La società preindustriale non conosceva il tempo libero, ma aveva tempo. Perché i ritmi del pur duro lavoro di quegli uomini, legati com’erano a quelli della natura, erano più lenti, più ampi, meno affannosi, più armonici, più biologicamente giusti di quelli attuali. A differenza di oggi, lavoro e tempo libero non erano drasticamente e innaturalmente separati, ma il tempo dell’uomo, proprio perché seguiva i ritmi della natura, era un continuum in cui il lavoro sfumava nel riposo e viceversa. E in questo lento fluire c’era lo spazio, anche psicologico, per la riflessione, la pausa, l’ozio laborioso, l’attività fantastica e il divertimento semplice e istintivo e non coatti, drogati ed eterodiretti quali sono quelli cui si è costretti nel cosiddetto “tempo libero”.
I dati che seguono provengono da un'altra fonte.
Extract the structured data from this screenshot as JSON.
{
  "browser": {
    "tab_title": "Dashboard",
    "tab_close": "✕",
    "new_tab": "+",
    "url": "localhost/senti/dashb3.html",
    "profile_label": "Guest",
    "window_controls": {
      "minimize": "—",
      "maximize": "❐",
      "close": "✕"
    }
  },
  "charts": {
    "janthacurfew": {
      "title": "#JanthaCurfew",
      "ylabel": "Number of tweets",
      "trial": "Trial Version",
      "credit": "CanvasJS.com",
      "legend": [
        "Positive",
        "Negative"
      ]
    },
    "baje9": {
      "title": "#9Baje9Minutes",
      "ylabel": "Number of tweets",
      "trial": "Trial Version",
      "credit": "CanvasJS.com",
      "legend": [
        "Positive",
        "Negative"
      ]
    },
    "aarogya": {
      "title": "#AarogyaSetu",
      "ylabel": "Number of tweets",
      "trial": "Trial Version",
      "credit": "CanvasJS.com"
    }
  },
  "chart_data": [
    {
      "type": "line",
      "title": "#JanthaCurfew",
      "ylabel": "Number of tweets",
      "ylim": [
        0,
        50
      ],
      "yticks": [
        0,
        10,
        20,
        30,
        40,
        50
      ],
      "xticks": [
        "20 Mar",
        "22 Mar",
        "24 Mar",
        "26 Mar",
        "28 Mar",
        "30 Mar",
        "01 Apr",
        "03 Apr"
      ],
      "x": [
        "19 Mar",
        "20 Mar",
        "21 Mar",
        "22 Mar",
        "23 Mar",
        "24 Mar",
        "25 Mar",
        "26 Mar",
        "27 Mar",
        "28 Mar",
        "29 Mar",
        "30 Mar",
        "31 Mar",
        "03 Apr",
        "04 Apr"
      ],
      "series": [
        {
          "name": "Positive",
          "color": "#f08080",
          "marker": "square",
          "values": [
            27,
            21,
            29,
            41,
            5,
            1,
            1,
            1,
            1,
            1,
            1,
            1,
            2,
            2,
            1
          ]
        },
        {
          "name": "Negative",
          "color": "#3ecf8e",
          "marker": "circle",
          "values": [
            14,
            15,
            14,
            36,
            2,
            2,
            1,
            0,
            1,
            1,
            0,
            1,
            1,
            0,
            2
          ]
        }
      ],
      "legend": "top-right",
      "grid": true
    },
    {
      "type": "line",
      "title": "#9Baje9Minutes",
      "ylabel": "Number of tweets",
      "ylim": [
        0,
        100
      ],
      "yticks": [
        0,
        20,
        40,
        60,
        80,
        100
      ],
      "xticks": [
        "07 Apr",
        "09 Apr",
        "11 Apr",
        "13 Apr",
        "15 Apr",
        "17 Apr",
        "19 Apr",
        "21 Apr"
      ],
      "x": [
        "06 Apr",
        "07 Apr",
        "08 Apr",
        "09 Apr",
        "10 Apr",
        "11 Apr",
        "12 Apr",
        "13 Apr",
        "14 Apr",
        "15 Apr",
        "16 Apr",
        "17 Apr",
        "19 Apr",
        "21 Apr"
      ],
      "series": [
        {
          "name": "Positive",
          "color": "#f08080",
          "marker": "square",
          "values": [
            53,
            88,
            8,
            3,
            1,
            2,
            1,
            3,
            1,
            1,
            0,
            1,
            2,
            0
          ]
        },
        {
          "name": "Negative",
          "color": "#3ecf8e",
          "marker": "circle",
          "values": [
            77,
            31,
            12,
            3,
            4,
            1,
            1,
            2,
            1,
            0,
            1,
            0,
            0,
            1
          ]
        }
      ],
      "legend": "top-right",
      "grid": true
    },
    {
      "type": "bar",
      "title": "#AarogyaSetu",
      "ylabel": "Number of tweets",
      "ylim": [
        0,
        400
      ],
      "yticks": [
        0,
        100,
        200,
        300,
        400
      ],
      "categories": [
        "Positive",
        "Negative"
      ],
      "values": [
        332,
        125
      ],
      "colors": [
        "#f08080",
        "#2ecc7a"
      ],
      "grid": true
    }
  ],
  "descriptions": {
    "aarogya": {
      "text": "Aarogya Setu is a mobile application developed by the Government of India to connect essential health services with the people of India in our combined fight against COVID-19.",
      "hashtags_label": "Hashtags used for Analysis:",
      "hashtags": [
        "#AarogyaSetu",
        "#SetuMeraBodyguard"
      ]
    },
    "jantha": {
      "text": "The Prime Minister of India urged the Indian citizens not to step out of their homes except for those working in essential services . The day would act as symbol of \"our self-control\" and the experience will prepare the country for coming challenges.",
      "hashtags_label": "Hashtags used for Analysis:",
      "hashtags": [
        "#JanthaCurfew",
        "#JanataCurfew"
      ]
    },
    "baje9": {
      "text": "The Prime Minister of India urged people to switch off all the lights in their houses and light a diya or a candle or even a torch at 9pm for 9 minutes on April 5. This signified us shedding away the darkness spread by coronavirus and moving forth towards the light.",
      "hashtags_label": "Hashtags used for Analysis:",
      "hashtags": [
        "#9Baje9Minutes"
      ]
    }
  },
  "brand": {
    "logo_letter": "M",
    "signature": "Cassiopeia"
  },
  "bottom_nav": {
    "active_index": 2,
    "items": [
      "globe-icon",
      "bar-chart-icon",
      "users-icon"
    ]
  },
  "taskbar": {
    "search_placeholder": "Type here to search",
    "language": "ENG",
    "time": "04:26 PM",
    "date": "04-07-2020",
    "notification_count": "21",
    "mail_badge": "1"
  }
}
I ritmi e le esigenze industriali hanno spazzato via tutto ciò. Ma proprio per questo c’è estremo bisogno che, come diceva Papa Wojtyla, e come dice oggi in un modo un po’ confusionario Beppe Grillo parlando di “tempo liberato”, resista almeno un giorno dedicato al sacro. Il che vuol dire, si sia noi religiosi o laici, un giorno liberato tanto dal lavoro che dal consumo e dedicato solamente a noi stessi.

Il lockdown potrebbe essere considerato una formidabile occasione per riflettere sul senso che ha la nostra vita all’interno di questo modello di sviluppo e sullo stesso modello. Ma da tanti segnali vedo che siamo pronti a ricominciare come prima, peggio di prima.